The military-grade nerve toxin attack on Sergei Skripal and his daughter Yulia may have left the victims with 'compromised mental capacity,' a British judge said on Thursday. It is unclear whether the former Russian double agent and his adult child will recover from being poisoned with what the UK says was a Russian chemical weapon known as 'Novichok.'
Both Skripals were 'critical but stable' when blood samples were taken this Tuesday, although Judge David Williams in London said, “It is not inconceivable that their condition could rapidly deteriorate.”
Police officers prepare equipment as inspectors from the Prohibition of Chemical Weapons (OPCW) begin work at the scene of the nerve agent attack on former Russian agent Sergei Skripal, in Salisbury, Britain March 21, 2018. REUTERS/Peter Nicholls.
A London court gave permission for blood samples to be taken from the Skripals for examination by chemical weapons inspectors to confirm the conclusion of Britain’s Porton Down military research laboratory.
An unidentified doctor who is treating the Skripals said they were both heavily sedated and unable to communicate, and that it was not possible to assess when or to what extent either may regain mental capacity, according to the court’s ruling.
“The precise effect of their exposure on their long term health remains unclear, albeit medical tests indicate that their mental capacity might be compromised to an unknown and so far unascertained degree,” Judge David Williams said in his ruling.
They are both in physically stable condition, and are being treated “on the basis they would wish to be kept alive”, wrote Judge Williams.
Skripal was a colonel once in Russia’s GRU military intelligence service.
He and Yulia, his 33-year-old daughter, were “found slumped unconscious on a bench outside a shopping center in the southern English city of Salisbury on March 4.”

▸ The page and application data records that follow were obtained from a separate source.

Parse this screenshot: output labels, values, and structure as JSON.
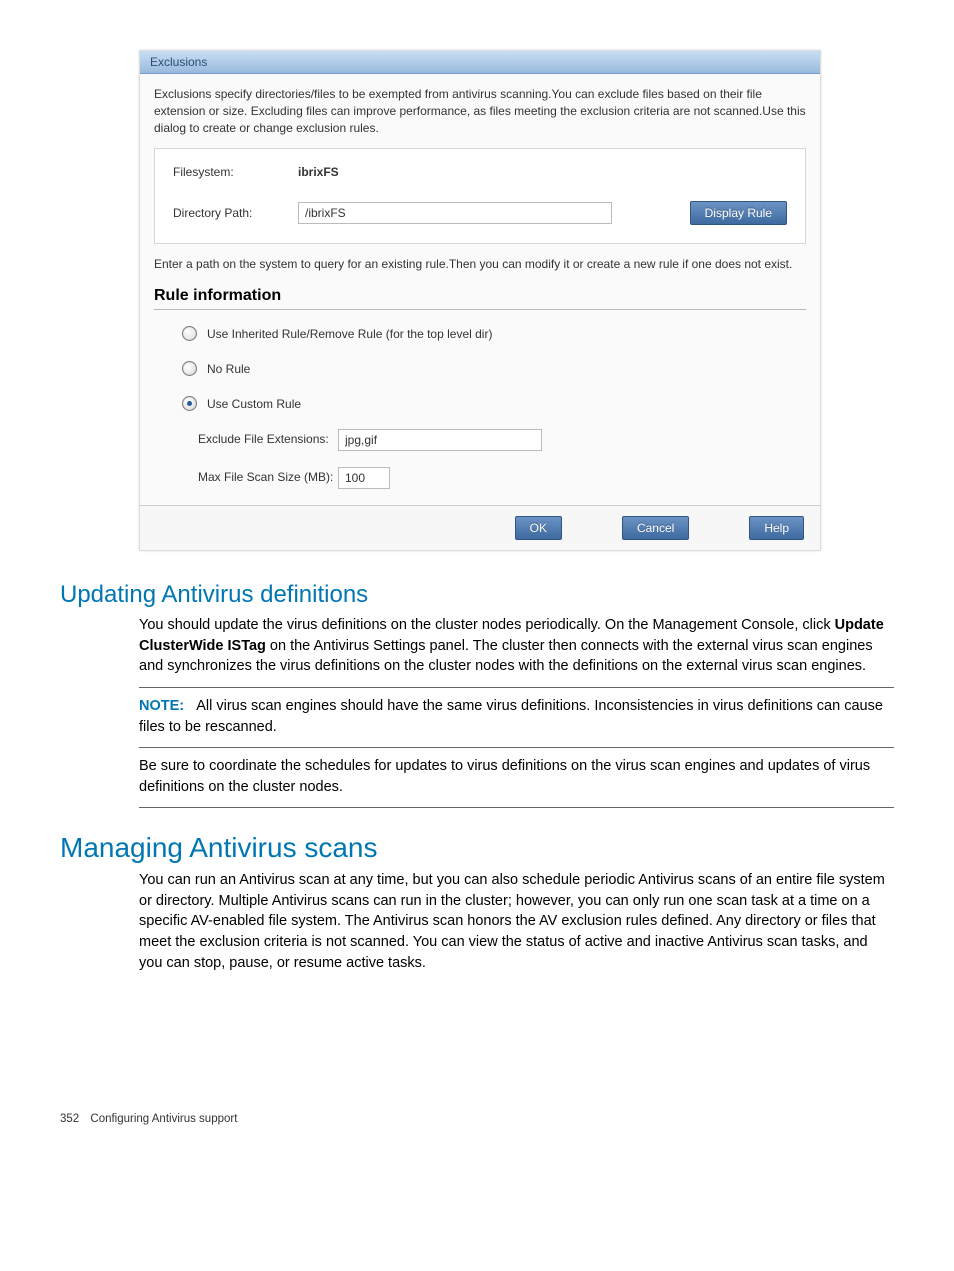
{
  "dialog": {
    "title": "Exclusions",
    "intro": "Exclusions specify directories/files to be exempted from antivirus scanning.You can exclude files based on their file extension or size. Excluding files can improve performance, as files meeting the exclusion criteria are not scanned.Use this dialog to create or change exclusion rules.",
    "filesystem_label": "Filesystem:",
    "filesystem_value": "ibrixFS",
    "dirpath_label": "Directory Path:",
    "dirpath_value": "/ibrixFS",
    "display_rule_btn": "Display Rule",
    "hint": "Enter a path on the system to query for an existing rule.Then you can modify it or create a new rule if one does not exist.",
    "rule_heading": "Rule information",
    "radios": {
      "inherited": "Use Inherited Rule/Remove Rule (for the top level dir)",
      "norule": "No Rule",
      "custom": "Use Custom Rule"
    },
    "custom": {
      "ext_label": "Exclude File Extensions:",
      "ext_value": "jpg,gif",
      "size_label": "Max File Scan Size (MB):",
      "size_value": "100"
    },
    "buttons": {
      "ok": "OK",
      "cancel": "Cancel",
      "help": "Help"
    }
  },
  "doc": {
    "h2_update": "Updating Antivirus definitions",
    "update_p1a": "You should update the virus definitions on the cluster nodes periodically. On the Management Console, click ",
    "update_p1_bold": "Update ClusterWide ISTag",
    "update_p1b": " on the Antivirus Settings panel. The cluster then connects with the external virus scan engines and synchronizes the virus definitions on the cluster nodes with the definitions on the external virus scan engines.",
    "note_label": "NOTE:",
    "note_text": "All virus scan engines should have the same virus definitions. Inconsistencies in virus definitions can cause files to be rescanned.",
    "update_p2": "Be sure to coordinate the schedules for updates to virus definitions on the virus scan engines and updates of virus definitions on the cluster nodes.",
    "h1_manage": "Managing Antivirus scans",
    "manage_p1": "You can run an Antivirus scan at any time, but you can also schedule periodic Antivirus scans of an entire file system or directory. Multiple Antivirus scans can run in the cluster; however, you can only run one scan task at a time on a specific AV-enabled file system. The Antivirus scan honors the AV exclusion rules defined. Any directory or files that meet the exclusion criteria is not scanned. You can view the status of active and inactive Antivirus scan tasks, and you can stop, pause, or resume active tasks."
  },
  "footer": {
    "page_number": "352",
    "chapter": "Configuring Antivirus support"
  }
}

Inspectors from the Organisation for the Prohibition of Chemical Weapons (OPCW) arrive to begin work at the scene of the nerve agent attack on former Russian agent Sergei Skripal, in Salisbury, Britain March 21, 2018. REUTERS/Peter Nicholls
Meanwhile, in SALISBURY...
“Inspectors from the Organisation for the Prohibition of Chemical Weapons (OPCW) have begun work at the scene of the nerve agent attack on former Russian agent Sergei Skripal in the English city of Salisbury, a Reuters photographer said.”